掲載記事調剤薬局やドラッグストアをチェーン展開するピノキオ薬局(栃木県宇都宮氏、田中秀和社長)は教育強化の一環として、社員の社会人大学院生を支援する。

今春から社会人大学院生になることが決まった社内の薬剤師に対し、大学院の授業料など必要経費を同社が負担する。
支援することによって、大学や学問とのながりを深めやすい環境を整え、社員の資質向上、他社との差別化につなげる考えだ。

同社の社員が社会人大学院生になるのは今回が始めて。
栃木県大田原市にある調剤薬局の管理薬剤師(静岡県立大学薬学部修士課程終了)が、社会人を受け入れている昭和大大学院の博士課程の試験に合格した。
4月から3年間、日常業務を続けながら、同大学院に週1~2回ほど通う予定。大学院では薬学部教授のもとで臨床薬学の研究に携わる。
同社は大学院の授業料のほか、栃木県から大学のある都内までの往復に要する交通費も負担する。一部は公的な補助を受けることも決まった。
今後も社員で希望者がいれば、業務に支障が出ない範囲内で社会人大学院生になることを後押ししていく考え。同社ではこうした試みが同社におけるファーマシューティカルケアの遂行にもつながると見ている。
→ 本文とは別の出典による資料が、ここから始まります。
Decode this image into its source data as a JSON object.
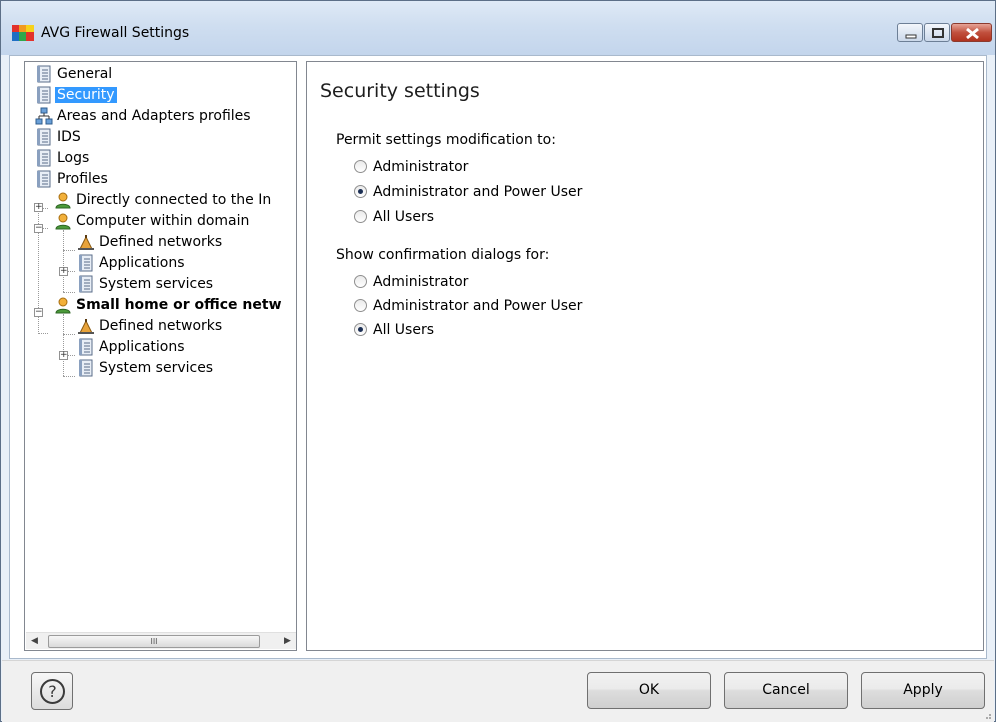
{
  "window": {
    "title": "AVG Firewall Settings"
  },
  "tree": {
    "items": [
      {
        "label": "General"
      },
      {
        "label": "Security"
      },
      {
        "label": "Areas and Adapters profiles"
      },
      {
        "label": "IDS"
      },
      {
        "label": "Logs"
      },
      {
        "label": "Profiles"
      },
      {
        "label": "Directly connected to the In"
      },
      {
        "label": "Computer within domain"
      },
      {
        "label": "Defined networks"
      },
      {
        "label": "Applications"
      },
      {
        "label": "System services"
      },
      {
        "label": "Small home or office netw"
      },
      {
        "label": "Defined networks"
      },
      {
        "label": "Applications"
      },
      {
        "label": "System services"
      }
    ],
    "selected": "Security",
    "scroll_thumb_glyph": "III"
  },
  "panel": {
    "title": "Security settings",
    "permit_group": {
      "label": "Permit settings modification to:",
      "options": [
        "Administrator",
        "Administrator and Power User",
        "All Users"
      ],
      "selected": "Administrator and Power User"
    },
    "confirm_group": {
      "label": "Show confirmation dialogs for:",
      "options": [
        "Administrator",
        "Administrator and Power User",
        "All Users"
      ],
      "selected": "All Users"
    }
  },
  "buttons": {
    "ok": "OK",
    "cancel": "Cancel",
    "apply": "Apply",
    "help_glyph": "?"
  },
  "colors": {
    "selection": "#3399ff",
    "window_frame": "#e9f0f8",
    "close_button": "#c1503d"
  }
}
同社は栃木県内に調剤薬局18店舗、ドラッグストア4店舗の計2店舗を経営。薬剤師の研修や介護連携などの点でメリットがあるとみて、調剤薬局も県内に絞ってドミナント化している。
今後も県内の塩谷総合病院、上都賀病院、那須南病院などの近隣に開局する予定で、すでに物件も手当てした。出店は処方せんが1日100枚以上を見込めるところを対象としている。

現在、既存店の約2割は完全な自社物件。1店舗当たりの投資額は3000万~1億円が目安。チェーンの中核的な調剤薬局である。

自治店(河内郡南河内町)は2層型の店舗で、延べ140坪の面積をもつ。将来は高度在宅医療への参画をにらみ、リーンベンチなどを設置する方向だ。同社はVCのニッドに加盟している。